A United Nations' peacekeeper carries a student after she inhaled tear gas during clashes with university students in Port-au-Prince, June 4, 2009. [Agencies] |
The student protests, now in their fourth week, are part of a general uptick in violence leading into Sunday's scheduled second-round elections for 11 vacant Senate seats. At least two people have been killed in clashes between political parties elsewhere in Haiti.
Peacekeepers from India and Jordan arrived and formed a perimeter around the SUV. Students threw rocks at the soldiers from inside the campus and peacekeepers responded with repeated rounds of tear gas. Haitian riot police stood at the ready nearby.
When peacekeepers and police left after towing the vehicle amid a driving rainstorm, hundreds of onlookers rushed in from the surrounding neighborhood dancing and chanting, "Burn them! Burn them!" Peacekeepers fired a final canister of tear gas as they sped away on the rock-strewn street.
The student demonstrations began in late May against the elimination of medical school classes but quickly grew into protests against the 9,000-member UN force that has been in Haiti since 2004, and in support of increasing Haiti's minimum wage from $2 to $5 a day.

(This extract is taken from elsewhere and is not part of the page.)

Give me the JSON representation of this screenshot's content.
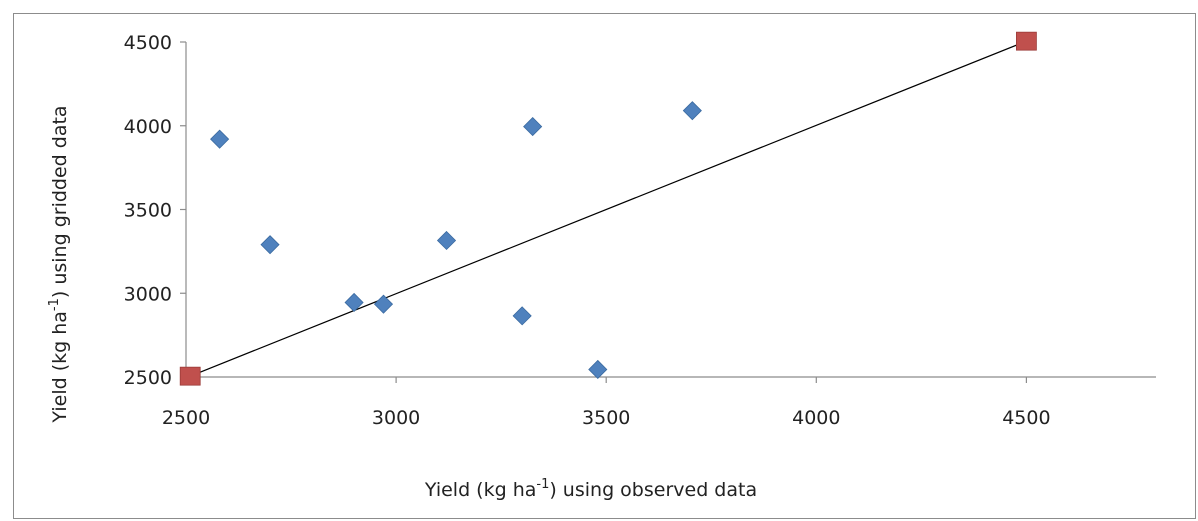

The salary increase has been approved by the legislature but is opposed by business owners, especially owners of factories that produce garments for sale in the United States and elsewhere. An agreement is expected to be announced by President Rene Preval this week.
Haitians are watching these protests closely as student-led demonstrations preceded major recent upheavals including the 2004 rebellion that ousted former President Jean-Bertrand Aristide and the overthrow of dictator Jean-Claude Duvalier in 1986.